How can I remove adapter sequence from illumina 2000 paired end data?
6.4 years ago
tcf.hcdg ▴ 70

I have Illumina 2000 paired-end sequencing data. I did quality trimming with fast QC and then remove the adapter sequences (Illumina paired-end adapters) with cutadapt. From the results, I found that only a few reads have adapters.
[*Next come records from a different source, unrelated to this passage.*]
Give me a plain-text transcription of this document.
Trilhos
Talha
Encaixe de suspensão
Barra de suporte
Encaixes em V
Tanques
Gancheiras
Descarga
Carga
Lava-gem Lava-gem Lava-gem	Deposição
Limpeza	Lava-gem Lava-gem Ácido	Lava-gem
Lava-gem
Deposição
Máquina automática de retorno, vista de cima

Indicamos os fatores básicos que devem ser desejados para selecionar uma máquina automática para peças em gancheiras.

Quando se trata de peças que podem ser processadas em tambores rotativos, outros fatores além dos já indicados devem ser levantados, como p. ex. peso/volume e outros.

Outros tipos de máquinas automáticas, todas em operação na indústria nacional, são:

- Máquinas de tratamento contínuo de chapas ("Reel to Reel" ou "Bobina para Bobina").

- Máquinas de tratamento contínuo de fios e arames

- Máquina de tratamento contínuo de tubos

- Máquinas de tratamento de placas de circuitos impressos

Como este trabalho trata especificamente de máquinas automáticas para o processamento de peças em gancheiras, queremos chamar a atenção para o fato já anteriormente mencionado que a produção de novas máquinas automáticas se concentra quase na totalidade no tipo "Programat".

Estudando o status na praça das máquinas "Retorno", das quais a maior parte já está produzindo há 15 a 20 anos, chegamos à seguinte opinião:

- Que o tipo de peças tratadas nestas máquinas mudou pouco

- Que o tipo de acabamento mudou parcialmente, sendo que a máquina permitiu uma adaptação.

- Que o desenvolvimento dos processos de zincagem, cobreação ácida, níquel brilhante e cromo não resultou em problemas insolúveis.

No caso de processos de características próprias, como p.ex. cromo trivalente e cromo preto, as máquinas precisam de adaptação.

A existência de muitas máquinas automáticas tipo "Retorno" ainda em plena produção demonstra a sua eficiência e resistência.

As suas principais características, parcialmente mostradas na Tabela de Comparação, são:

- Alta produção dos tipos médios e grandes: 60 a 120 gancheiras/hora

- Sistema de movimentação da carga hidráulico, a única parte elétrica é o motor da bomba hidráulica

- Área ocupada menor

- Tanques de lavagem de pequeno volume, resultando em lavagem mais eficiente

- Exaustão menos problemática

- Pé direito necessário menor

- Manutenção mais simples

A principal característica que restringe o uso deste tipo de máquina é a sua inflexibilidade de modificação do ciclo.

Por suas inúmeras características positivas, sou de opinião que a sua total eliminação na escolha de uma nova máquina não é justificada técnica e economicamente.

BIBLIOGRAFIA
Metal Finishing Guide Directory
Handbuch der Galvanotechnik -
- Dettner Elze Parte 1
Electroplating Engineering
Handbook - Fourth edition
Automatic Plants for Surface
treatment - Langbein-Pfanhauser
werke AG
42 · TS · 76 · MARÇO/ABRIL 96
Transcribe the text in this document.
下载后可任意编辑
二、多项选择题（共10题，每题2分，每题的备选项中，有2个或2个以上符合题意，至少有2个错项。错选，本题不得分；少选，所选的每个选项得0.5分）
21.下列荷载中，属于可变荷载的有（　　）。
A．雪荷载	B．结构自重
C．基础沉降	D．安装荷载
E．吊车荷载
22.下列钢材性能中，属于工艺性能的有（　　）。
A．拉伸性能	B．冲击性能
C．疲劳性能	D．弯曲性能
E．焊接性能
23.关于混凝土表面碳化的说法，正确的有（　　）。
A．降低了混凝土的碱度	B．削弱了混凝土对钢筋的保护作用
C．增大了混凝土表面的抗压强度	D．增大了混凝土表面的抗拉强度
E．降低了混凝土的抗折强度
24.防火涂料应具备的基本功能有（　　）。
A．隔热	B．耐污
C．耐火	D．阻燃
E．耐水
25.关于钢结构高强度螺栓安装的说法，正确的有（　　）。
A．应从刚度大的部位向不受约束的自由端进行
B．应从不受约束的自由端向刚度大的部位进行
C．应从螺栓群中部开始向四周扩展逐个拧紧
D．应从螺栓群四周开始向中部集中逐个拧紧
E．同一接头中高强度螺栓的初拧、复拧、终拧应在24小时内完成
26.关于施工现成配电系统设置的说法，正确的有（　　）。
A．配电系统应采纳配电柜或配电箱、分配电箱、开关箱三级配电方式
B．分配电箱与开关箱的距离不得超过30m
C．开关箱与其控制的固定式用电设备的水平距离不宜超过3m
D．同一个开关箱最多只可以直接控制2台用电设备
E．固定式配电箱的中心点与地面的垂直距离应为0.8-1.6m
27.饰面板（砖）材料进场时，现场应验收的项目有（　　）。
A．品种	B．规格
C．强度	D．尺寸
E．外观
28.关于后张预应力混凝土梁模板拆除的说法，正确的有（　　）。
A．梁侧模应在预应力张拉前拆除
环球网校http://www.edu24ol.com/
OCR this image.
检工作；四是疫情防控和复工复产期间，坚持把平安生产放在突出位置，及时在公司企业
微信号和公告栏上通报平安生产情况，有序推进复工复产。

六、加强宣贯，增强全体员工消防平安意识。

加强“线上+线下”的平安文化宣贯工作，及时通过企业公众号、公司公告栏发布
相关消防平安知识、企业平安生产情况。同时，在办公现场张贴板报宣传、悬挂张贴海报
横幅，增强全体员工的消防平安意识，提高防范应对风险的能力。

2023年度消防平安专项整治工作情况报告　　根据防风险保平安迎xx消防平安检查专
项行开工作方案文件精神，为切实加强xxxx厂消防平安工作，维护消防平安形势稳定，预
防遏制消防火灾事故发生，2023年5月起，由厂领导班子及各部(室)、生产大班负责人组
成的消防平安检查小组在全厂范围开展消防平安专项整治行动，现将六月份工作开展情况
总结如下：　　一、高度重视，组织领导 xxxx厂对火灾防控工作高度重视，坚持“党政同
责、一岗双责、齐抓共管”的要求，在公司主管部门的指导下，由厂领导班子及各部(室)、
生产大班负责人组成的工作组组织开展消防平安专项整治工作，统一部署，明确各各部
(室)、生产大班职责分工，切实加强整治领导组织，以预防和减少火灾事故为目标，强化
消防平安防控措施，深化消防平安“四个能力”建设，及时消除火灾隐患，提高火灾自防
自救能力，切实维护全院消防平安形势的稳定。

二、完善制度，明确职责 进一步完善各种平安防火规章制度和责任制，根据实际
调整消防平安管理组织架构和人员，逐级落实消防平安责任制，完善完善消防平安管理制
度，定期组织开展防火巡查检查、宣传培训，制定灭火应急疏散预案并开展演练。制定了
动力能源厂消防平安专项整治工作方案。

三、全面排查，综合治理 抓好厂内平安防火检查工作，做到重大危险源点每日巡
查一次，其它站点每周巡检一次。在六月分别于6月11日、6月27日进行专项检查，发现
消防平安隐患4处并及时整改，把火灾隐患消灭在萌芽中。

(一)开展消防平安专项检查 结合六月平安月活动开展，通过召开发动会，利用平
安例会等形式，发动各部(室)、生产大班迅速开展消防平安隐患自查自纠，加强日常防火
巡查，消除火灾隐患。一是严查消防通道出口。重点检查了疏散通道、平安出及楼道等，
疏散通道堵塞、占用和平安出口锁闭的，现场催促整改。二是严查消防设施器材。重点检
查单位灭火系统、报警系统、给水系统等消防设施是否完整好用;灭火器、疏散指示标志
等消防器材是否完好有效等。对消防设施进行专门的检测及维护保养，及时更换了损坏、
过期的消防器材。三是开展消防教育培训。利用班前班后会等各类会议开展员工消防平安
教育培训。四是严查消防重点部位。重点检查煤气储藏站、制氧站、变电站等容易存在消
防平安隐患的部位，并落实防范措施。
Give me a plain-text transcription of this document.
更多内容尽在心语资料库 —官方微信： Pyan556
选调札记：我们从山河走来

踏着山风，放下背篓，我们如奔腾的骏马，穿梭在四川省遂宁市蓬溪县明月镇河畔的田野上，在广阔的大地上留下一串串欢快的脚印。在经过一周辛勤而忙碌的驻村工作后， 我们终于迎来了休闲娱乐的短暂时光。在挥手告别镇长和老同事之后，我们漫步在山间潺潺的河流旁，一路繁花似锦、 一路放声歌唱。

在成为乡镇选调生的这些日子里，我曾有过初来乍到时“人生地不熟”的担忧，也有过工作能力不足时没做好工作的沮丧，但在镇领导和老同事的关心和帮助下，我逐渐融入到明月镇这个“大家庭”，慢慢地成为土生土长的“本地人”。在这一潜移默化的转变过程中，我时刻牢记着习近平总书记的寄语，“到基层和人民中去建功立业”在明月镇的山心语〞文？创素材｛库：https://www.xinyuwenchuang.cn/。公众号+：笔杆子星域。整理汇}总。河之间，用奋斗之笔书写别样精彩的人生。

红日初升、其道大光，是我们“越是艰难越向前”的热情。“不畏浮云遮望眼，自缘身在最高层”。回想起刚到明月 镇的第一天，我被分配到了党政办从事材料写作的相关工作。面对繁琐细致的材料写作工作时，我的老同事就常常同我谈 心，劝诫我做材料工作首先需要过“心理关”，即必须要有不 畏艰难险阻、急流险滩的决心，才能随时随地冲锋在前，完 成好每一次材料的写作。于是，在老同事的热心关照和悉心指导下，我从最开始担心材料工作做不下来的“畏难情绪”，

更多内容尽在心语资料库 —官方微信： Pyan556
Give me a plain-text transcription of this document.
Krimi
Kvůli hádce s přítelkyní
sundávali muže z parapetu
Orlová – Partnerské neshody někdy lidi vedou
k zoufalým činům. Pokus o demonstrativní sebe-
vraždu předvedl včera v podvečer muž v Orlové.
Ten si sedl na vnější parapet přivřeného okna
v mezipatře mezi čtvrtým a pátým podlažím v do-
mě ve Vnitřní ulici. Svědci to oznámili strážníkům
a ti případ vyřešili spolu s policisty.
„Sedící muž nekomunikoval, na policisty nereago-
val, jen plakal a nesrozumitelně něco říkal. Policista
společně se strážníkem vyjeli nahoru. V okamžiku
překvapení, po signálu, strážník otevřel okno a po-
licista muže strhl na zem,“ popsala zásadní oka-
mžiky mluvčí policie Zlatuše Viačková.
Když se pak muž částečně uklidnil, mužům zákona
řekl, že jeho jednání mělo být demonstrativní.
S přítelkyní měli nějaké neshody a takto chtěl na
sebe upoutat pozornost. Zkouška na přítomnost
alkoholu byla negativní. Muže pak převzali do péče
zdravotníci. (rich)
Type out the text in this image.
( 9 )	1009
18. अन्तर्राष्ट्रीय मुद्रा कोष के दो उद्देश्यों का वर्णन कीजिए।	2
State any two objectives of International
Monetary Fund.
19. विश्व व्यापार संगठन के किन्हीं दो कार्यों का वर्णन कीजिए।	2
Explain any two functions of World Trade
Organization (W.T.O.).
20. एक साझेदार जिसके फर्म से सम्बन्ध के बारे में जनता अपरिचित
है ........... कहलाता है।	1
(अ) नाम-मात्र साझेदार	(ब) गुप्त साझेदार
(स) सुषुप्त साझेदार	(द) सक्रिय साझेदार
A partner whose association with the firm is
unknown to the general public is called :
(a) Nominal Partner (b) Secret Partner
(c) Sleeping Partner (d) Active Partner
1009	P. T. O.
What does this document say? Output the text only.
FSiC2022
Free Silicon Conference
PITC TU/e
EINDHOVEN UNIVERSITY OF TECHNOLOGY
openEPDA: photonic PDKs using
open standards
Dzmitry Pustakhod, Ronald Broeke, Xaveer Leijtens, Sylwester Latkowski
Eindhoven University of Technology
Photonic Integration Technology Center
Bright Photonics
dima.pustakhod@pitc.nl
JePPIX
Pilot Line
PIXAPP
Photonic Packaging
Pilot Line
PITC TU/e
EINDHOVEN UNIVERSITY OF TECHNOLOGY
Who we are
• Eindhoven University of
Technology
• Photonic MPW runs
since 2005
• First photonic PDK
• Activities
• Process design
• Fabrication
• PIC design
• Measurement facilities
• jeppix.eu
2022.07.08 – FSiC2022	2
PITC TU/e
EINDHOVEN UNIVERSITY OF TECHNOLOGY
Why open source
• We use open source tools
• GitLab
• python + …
I then check it with trim galore which shows only 0.1% of the reads containing adapter sequences.

I am wondering why only 0.1 % of the sequences containing the adapter sequences.

cutadapt
=== Summary ===

Pairs that were too short: 434,082 (1.4%)
Pairs written (passing filters): 30,547,336 (98.6%)

Total basepairs processed: 15,490,709,000 bp
Quality-trimmed: 466,256,549 bp (3.0%)
Total written (filtered): 14,923,182,261 bp (96.3%)


the result summary of trim_galore

Trim galore
=== Summary ===

Reads written (passing filters): 30,981,418 (100.0%)

Total basepairs processed: 7,745,354,500 bp
Quality-trimmed: 85,966,692 bp (1.1%)
Total written (filtered): 7,659,104,092 bp (98.9%)


Every sequence does not need to have an adapter. In fact you only see adapters in reads that have inserts that are smaller than the number of cycles of sequencing carried out.

Your data may be fine as is.

Do you have adapters in the overrepresented sequences of the FASTQC report ?

I found some of the over-represented sequence but they do not have the paired-end adapter sequence

Those kind of links are not going to work since they point to some file on your local desktop.

Your best bet is to take a screenshot of what you want to show and then upload it to one of the free image hosting sites (you can find them once you press Ctrl+G in biostars message edit window.

6.4 years ago

As Genomax said, only fragments with insert size shorter than read length contain adapter sequence. You can generate an insert size histogram with BBMerge (from the BBMap package) and also determine the actual adapter sequence like this:

bbmerge.sh in1=r1.fastq in2=r2.fastq outa=adapters.fa ihist=ihist.txt


If only 0.1% of the reads have an insert size shorter than read length, adapter-trimming probably went correctly.